There was quite a large congregation in church yesterday. As well as the usual suspects, there was a christening party, two couples hearing their banns read and a man, accompanied by two friends, whose late wife’s funeral was held here a couple of weeks ago.
Before the service, we served coffee to all comers. Most people clustered in the church rooms, later arrivals took their mugs into their pew (which they are welcome to do. I do it myself. I drink coffee during the sermon.).
The banns were read at the start of the service and the baptism, of two small children, came next. One of the betrothed couples used the opportunity to slip out. After the service, I counted the collection. There were some unfamiliar items: small denomination coins of French francs, Italian lira and Russian roubles. You will observe that some of these are obsolete and have been for some time.

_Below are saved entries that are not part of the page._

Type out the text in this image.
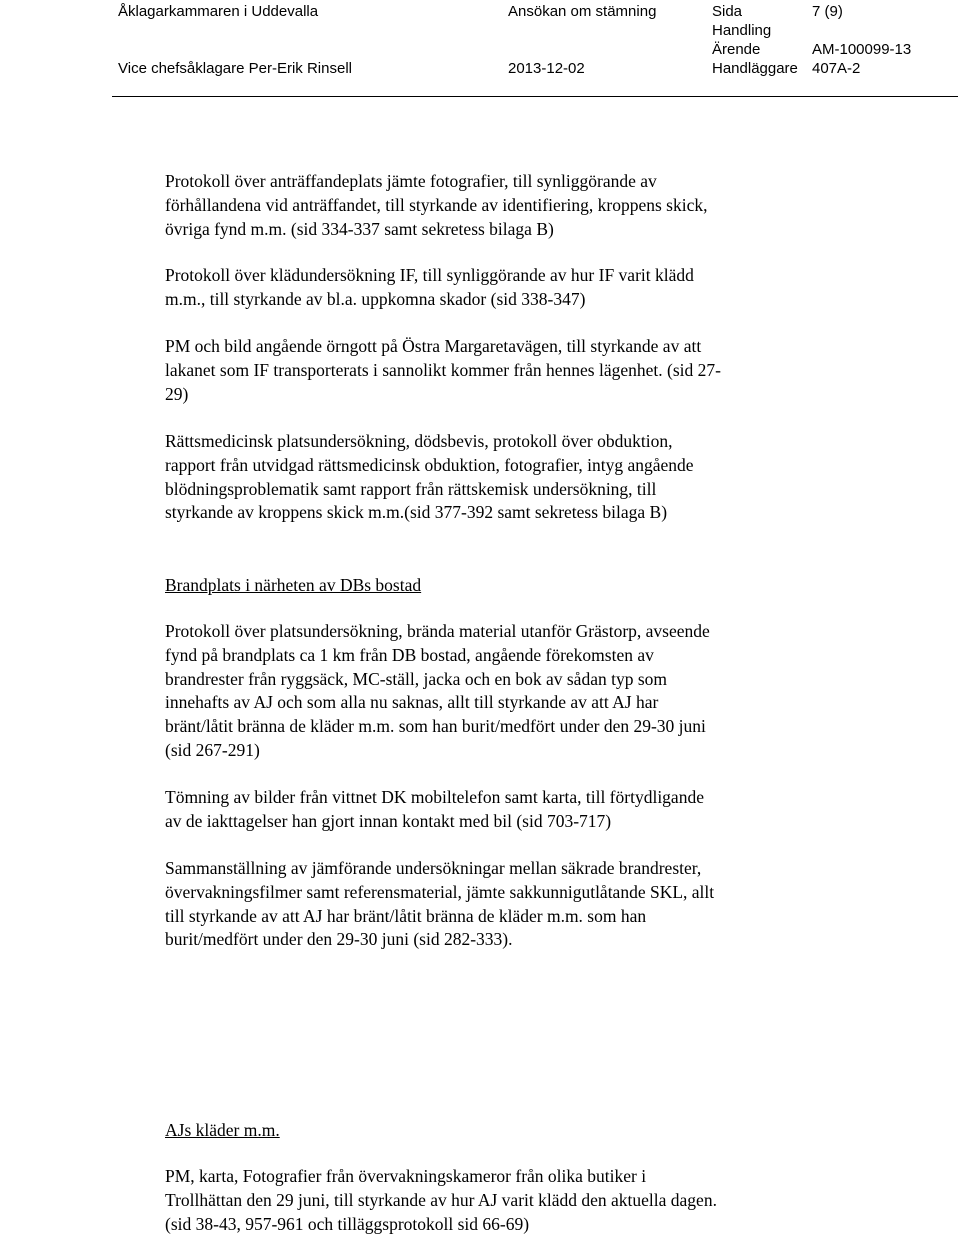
Åklagarkammaren i Uddevalla	Ansökan om stämning	Sida	7 (9)
Handling
Ärende	AM-100099-13
Vice chefsåklagare Per-Erik Rinsell	2013-12-02	Handläggare 407A-2
Protokoll över anträffandeplats jämte fotografier, till synliggörande av
förhållandena vid anträffandet, till styrkande av identifiering, kroppens skick,
övriga fynd m.m. (sid 334-337 samt sekretess bilaga B)
Protokoll över klädundersökning IF, till synliggörande av hur IF varit klädd
m.m., till styrkande av bl.a. uppkomna skador (sid 338-347)
PM och bild angående örngott på Östra Margaretavägen, till styrkande av att
lakanet som IF transporterats i sannolikt kommer från hennes lägenhet. (sid 27-
29)
Rättsmedicinsk platsundersökning, dödsbevis, protokoll över obduktion,
rapport från utvidgad rättsmedicinsk obduktion, fotografier, intyg angående
blödningsproblematik samt rapport från rättskemisk undersökning, till
styrkande av kroppens skick m.m.(sid 377-392 samt sekretess bilaga B)
Brandplats i närheten av DBs bostad
Protokoll över platsundersökning, brända material utanför Grästorp, avseende
fynd på brandplats ca 1 km från DB bostad, angående förekomsten av
brandrester från ryggsäck, MC-ställ, jacka och en bok av sådan typ som
innehafts av AJ och som alla nu saknas, allt till styrkande av att AJ har
bränt/låtit bränna de kläder m.m. som han burit/medfört under den 29-30 juni
(sid 267-291)
Tömning av bilder från vittnet DK mobiltelefon samt karta, till förtydligande
av de iakttagelser han gjort innan kontakt med bil (sid 703-717)
Sammanställning av jämförande undersökningar mellan säkrade brandrester,
övervakningsfilmer samt referensmaterial, jämte sakkunnigutlåtande SKL, allt
till styrkande av att AJ har bränt/låtit bränna de kläder m.m. som han
burit/medfört under den 29-30 juni (sid 282-333).
AJs kläder m.m.
PM, karta, Fotografier från övervakningskameror från olika butiker i
Trollhättan den 29 juni, till styrkande av hur AJ varit klädd den aktuella dagen.
(sid 38-43, 957-961 och tilläggsprotokoll sid 66-69)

We don’t take a collection. There is a plate at the back of the church. This is done, in part, so as not to embarrass non-regular churchgoers who might be caught out by a bag being passed round for money to be brought in. It should be, we think, freely given and not expected.

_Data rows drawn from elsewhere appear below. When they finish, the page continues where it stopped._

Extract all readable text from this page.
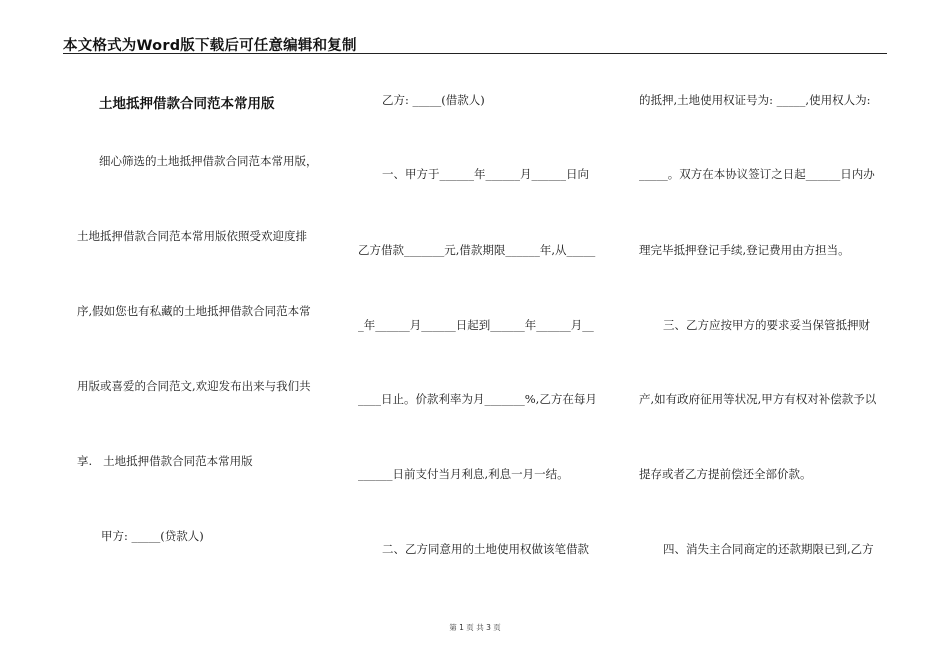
本文格式为Word版下载后可任意编辑和复制
土地抵押借款合同范本常用版
细心筛选的土地抵押借款合同范本常用版，
土地抵押借款合同范本常用版依照受欢迎度排
序,假如您也有私藏的土地抵押借款合同范本常
用版或喜爱的合同范文,欢迎发布出来与我们共
享.   土地抵押借款合同范本常用版
甲方: _____(贷款人)
乙方: _____(借款人)
一、甲方于______年______月______日向
乙方借款_______元,借款期限______年,从_____
_年______月______日起到______年______月__
____日止。价款利率为月_______%,乙方在每月
______日前支付当月利息,利息一月一结。
二、乙方同意用的土地使用权做该笔借款
的抵押,土地使用权证号为: _____,使用权人为:
_____。双方在本协议签订之日起______日内办
理完毕抵押登记手续,登记费用由方担当。
三、乙方应按甲方的要求妥当保管抵押财
产,如有政府征用等状况,甲方有权对补偿款予以
提存或者乙方提前偿还全部价款。
四、消失主合同商定的还款期限已到,乙方
第 1 页 共 3 页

Now, I can see that someone might not want to put any money in the plate, but also not want to be seen not to, and therefore might put in something valueless. It’s pretty cheap – better to just pass the plate on – but I can see it. But this person actually put obsolete coins in his or her pocket – you don’t just happen to have a few lira in your bag, the Euro has been around too long for that – and, when he/she found that a collection was not taken, dumped them in any case. I suppose it was a deliberate insult, but for the life of me, I can’t see who the person was trying to insult, or why.